In his culture column this week, Brent Bozell talks about the rare hawkish corner of entertainment, and finds it a bit troubling that while "24" sends a gung-ho message in the War on Terror, it's starting to look a bit like an FX show. (Remember that episode of "The Shield" with the face-melting-on-the-burner scene?) He starts by noting his mother was always a big John Wayne fan, that standard-bearer of red-blooded patriotism, and salutes that neglected genre of entertainment. But:
The sixth season of “24" premiered on January 14, but this time even otherwise supportive critics are worried that Fox has gone over the top, with plot twists so extreme and brutal that one concludes the network is irresponsibly falling back on the old formula: shock for the sake of shock.
In the season premiere – which began in the family hour at 8 PM Eastern, not its usual 9 PM start – a terrorist spreads his tools out on a table and selects a specific knife to stab into Jack Bauer’s shoulder. The hero tries to stay calm, but screams in agony when the terrorist pours alcohol over the stab wound. Moments later, Bauer is able to escape when he pulls out the heart monitor with his teeth. He takes out his captor by biting his neck so viciously that he rips a chunk of the neck off. Bauer then spits out the flesh and frees himself. Some of the show’s fans might have been thrilled – but did it need to be so vividly gruesome, especially when youngsters are in the audience?

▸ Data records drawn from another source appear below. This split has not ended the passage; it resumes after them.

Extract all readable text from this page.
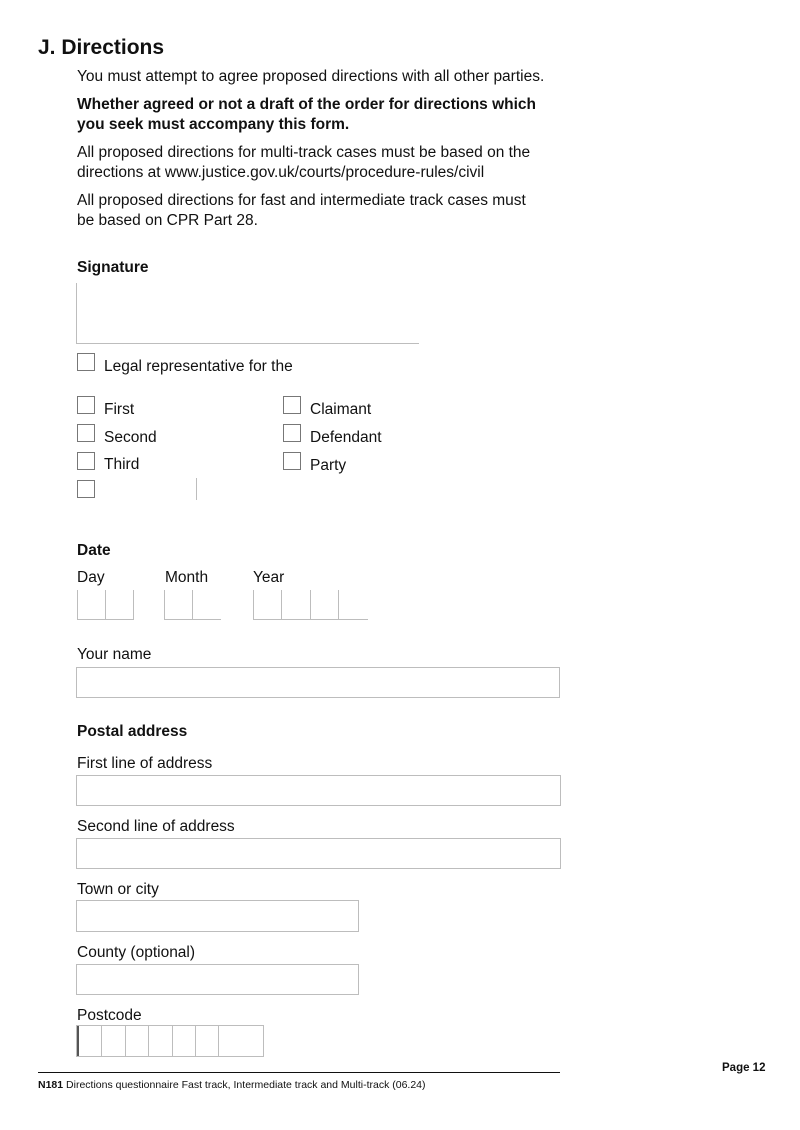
J. Directions
You must attempt to agree proposed directions with all other parties.
Whether agreed or not a draft of the order for directions which
you seek must accompany this form.
All proposed directions for multi-track cases must be based on the
directions at www.justice.gov.uk/courts/procedure-rules/civil
All proposed directions for fast and intermediate track cases must
be based on CPR Part 28.
Signature
Legal representative for the
First
Second
Third
Claimant
Defendant
Party
Date
Day	Month	Year
Your name
Postal address
First line of address
Second line of address
Town or city
County (optional)
Postcode
N181 Directions questionnaire Fast track, Intermediate track and Multi-track (06.24)
Page 12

In the February 12 episode, there was another over the top scene, this time with a drill. When a terrorist learns that the Americans are hot on his trail and that his time is running out, he holds a hostage held against a wall, then plunges a power drill into his back. The whirling drill bit is shown digging into the man’s skin and then the camera hones in on the screaming face of the victim, who then falls to the floor in a pool of blood.
These kinds of intensely graphic scenes are growing more common. The Parents Television Council found that Fox’s “24" showed 67 scenes of torture in the first five seasons. To put that in its proper perspective, there were 110 torture scenes in all of prime time television between 1995 and 2001. From 2002 to 2005, the number soared to 624 torture scenes.
The controversy over the show’s graphic scenes pits the hardcore action fans against the child protectors. There is a happy medium. Take the really grisly stuff out, and put it in the theaters. If it’s a quality show – like “24” – it is unnecessary, as witnessed by its spectacular success before this year. Who knows? Maybe my mother will fall in love with Kiefer Sutherland, too.